The level of price competition in the commercial insurance market suggests some companies are still willing to accept commercial combined operating ratios (CORs) of above 100%, according to Allianz UK chief executive Jon Dye.

Speaking to journalists following the release of Allianz UK’s nine-month 2012 results this morning, Dye said: “It is difficult to understand how businesses would want to continue to trade their commercial portfolios at combined ratios north of 100% but one would conclude, if you look at the current appetite in the market, some people are prepared to do that.”

Dye said that despite positive signs of commercial rate hardening in the first half of the year, appetite to raise rates had levelled off in the third quarter, partly because benign weather had flattered property results, reducing impetus to drive up rates elsewhere.

He contended that commercial casualty rates still require 10% increases. He added: “The performance of much of the market in commercial property doesn’t look terribly special either.”

Allianz raised commercial rates on average by 5.5% in the first nine months of 2013. Dye described this as “Not brilliant but adequate”.

He said that the commercial motor rates were slightly higher than the average figure, but property and commercial package rates were “significantly lower than that”. Commercial casualty rates had increased almost 10%, but Dye stressed that the company needed to maintain this level of increase.

“We are having to work very hard to take rate at that sort of level, which suggests other people are not pushing as hard. And the issues we can see in our casualty account will be visited upon everybody else. There’s nothing unique about our position in the casualty market.”

Personal motor mayhem

One particular area of concern for insurance chief executives is the rapid decline of motor rates, which industry surveys have shown are down by between 12% and 14% on where they were at this time last year.
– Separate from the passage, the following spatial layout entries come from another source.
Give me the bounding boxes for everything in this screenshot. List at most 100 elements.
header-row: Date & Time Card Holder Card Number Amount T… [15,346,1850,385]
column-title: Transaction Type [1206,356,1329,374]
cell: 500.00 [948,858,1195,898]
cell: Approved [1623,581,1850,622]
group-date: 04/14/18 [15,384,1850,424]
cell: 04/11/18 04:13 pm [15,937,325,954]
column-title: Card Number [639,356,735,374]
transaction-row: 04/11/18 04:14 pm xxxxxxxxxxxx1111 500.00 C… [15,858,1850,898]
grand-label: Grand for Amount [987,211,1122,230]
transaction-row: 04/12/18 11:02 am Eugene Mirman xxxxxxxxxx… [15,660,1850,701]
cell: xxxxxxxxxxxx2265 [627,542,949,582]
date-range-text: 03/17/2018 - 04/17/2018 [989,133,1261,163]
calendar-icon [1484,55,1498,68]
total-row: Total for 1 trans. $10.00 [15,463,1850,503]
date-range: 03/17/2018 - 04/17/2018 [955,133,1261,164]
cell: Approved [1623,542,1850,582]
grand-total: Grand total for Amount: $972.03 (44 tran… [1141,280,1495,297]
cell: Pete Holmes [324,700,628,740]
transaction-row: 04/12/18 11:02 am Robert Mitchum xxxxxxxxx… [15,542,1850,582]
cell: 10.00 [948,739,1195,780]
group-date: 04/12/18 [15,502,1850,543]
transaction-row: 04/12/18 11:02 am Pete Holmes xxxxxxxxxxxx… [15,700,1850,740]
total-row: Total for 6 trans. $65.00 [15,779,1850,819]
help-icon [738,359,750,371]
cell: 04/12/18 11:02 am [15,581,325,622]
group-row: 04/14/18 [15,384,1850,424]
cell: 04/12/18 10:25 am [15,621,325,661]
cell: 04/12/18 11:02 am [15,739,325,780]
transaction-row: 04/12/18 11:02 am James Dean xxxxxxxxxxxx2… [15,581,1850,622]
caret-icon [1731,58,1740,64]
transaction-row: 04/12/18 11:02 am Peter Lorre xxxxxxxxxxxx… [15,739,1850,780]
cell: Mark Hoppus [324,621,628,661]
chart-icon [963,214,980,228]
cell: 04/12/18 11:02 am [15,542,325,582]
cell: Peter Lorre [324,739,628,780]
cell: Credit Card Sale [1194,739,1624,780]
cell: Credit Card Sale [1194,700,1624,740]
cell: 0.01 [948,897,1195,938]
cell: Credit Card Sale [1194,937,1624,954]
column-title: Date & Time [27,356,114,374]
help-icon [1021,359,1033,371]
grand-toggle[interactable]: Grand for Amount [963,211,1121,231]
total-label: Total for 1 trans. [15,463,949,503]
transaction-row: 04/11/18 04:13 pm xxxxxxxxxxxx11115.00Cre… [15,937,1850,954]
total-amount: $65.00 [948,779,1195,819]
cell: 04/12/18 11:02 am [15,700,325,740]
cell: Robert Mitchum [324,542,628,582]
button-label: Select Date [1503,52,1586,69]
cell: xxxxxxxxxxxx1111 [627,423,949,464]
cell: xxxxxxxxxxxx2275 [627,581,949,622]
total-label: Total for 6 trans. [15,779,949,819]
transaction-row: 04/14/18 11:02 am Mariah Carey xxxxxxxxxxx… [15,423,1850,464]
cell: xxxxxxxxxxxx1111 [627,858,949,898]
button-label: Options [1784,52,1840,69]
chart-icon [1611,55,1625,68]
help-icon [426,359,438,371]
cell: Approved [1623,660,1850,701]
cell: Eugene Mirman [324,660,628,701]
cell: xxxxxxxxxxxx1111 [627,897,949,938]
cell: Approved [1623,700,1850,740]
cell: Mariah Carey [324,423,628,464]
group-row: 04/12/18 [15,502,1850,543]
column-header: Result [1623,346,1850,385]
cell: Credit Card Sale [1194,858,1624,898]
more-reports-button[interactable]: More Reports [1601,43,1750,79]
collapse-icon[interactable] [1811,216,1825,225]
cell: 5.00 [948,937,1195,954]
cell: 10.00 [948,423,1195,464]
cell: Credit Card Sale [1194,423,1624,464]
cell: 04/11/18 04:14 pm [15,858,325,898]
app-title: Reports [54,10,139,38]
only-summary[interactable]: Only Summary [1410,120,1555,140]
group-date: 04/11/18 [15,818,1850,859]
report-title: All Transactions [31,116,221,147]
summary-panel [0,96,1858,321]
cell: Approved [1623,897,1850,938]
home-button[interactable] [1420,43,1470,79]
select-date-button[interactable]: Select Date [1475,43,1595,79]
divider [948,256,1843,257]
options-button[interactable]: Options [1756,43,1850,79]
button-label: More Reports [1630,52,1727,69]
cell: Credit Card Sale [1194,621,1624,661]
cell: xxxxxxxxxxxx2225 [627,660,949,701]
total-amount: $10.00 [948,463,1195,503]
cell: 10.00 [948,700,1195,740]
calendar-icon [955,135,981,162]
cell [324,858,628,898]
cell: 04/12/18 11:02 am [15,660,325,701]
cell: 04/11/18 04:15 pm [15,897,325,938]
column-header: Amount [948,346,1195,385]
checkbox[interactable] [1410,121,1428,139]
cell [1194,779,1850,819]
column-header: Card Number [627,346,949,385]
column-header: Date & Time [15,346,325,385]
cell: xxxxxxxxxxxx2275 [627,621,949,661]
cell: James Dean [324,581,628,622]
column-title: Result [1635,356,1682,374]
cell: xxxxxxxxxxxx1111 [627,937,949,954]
Dye said that Allianz had cut its personal motor rates “a fraction of a percentage point”. He added that low rates had prompted Allianz to walk away from some brokered motor business, which is why that line of business is growing slower than originally planned.

He said: “From our point of view private car has got too cheap too quickly and we have been prepared to let volume go. We are not going to chase the market down when it is taking what looks to us to be overly aggressive rate cuts.”

He added that it was unclear who was behind the sharp rate cuts, as many chief executives have reported that their rate cuts are well below those quoted by the pricing surveys.

Dye said: “Some of it can be driven by the behaviour of the brokers themselves. If we have given a net-rated product and they choose to take no commission or push their commission into negative territory they can do that. I’m not sure it is the brokers at this moment in time. I suspect it is some of the elements in the direct market who are pushing it that way.”

St Jude loss

One feature of companies’ full-year results will be losses from the St Jude storm, which hit in late October and so fell into the fourth quarter.

Dye said Allianz is expecting a maximum claims bill from St Jude of £3m, which he described as “inconvenient but not material in financial terms”.

He said: “Before the event it looked like that was going to be pretty horrible but actually it has turned out to be not such a big deal at all.”